With a 300- to 400-metre current electrode spread, investigation depths of 60 to 80 metres are achievable in the Poole Formation sands and underlying Chalk. Practical depth is limited by the site geometry and the presence of buried services; urban Bournemouth sites typically constrain spreads to 150 metres, yielding 25 to 35 metres of penetration, which is sufficient to reach the Chalk interface across most of the borough.

How much does a resistivity survey cost for a typical Bournemouth site?

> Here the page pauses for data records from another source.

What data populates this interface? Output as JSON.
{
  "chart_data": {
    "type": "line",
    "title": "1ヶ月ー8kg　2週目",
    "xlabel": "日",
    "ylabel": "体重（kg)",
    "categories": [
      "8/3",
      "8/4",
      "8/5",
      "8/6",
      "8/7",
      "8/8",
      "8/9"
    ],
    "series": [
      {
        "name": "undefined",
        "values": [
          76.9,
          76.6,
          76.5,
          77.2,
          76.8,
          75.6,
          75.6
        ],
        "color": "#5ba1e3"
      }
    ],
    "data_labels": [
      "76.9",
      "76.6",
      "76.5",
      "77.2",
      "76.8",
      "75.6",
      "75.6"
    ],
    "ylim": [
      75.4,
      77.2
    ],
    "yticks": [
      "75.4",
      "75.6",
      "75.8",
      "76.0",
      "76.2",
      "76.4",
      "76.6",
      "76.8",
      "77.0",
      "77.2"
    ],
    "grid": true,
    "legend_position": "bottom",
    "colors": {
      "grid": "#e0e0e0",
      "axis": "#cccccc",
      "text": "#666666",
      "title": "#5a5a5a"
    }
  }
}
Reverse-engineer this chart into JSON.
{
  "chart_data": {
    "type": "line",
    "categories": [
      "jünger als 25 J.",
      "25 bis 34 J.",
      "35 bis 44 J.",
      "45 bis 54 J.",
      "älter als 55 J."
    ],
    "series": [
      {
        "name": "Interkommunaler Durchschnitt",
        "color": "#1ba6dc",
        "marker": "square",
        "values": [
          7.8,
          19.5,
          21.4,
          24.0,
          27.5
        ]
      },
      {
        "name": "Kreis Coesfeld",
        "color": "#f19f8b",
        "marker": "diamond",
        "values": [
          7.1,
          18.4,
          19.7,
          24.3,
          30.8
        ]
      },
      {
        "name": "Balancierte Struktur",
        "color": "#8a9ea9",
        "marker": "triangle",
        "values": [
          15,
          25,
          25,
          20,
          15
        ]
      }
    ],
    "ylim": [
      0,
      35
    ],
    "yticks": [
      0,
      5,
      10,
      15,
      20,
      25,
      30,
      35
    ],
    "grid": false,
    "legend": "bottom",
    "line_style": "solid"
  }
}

A VES campaign or 2D resistivity line on a standard residential-commercial plot in Bournemouth ranges from £470 to £740, depending on the number of soundings, array configuration, and whether topographic correction is required. Sites with steep gradients — common in the East Cliff and West Cliff areas — fall toward the upper end due to additional survey control and processing time.

Can resistivity distinguish between sand and clay in the Branksome Sand Formation?

Yes, with the important caveat that water saturation strongly controls the contrast. Dry Branksome Sand typically registers 300 to 600 Ωm, while saturated sandy clay in the same formation drops to 20 to 50 Ωm. The boundary is unambiguous when calibrated against at least one borehole or trial pit log. Where pore water is saline — within 500 metres of the Bournemouth coastline — the sand-clay resistivity contrast compresses, and we supplement resistivity with CPT or borehole control for reliable discrimination.

What array configuration works best for karst detection in the Chalk?

Dipole-dipole arrays with 5- to 10-metre electrode spacing provide the lateral resolution needed to detect air-filled dissolution features in the Chalk, which present as high-resistivity anomalies exceeding 800 Ωm against a background of 80 to 150 Ωm for intact, moderately fractured Chalk. We typically run both Wenner and dipole-dipole on the same spread to balance depth resolution against lateral sensitivity, processing both datasets through a combined inversion in RES2DINV.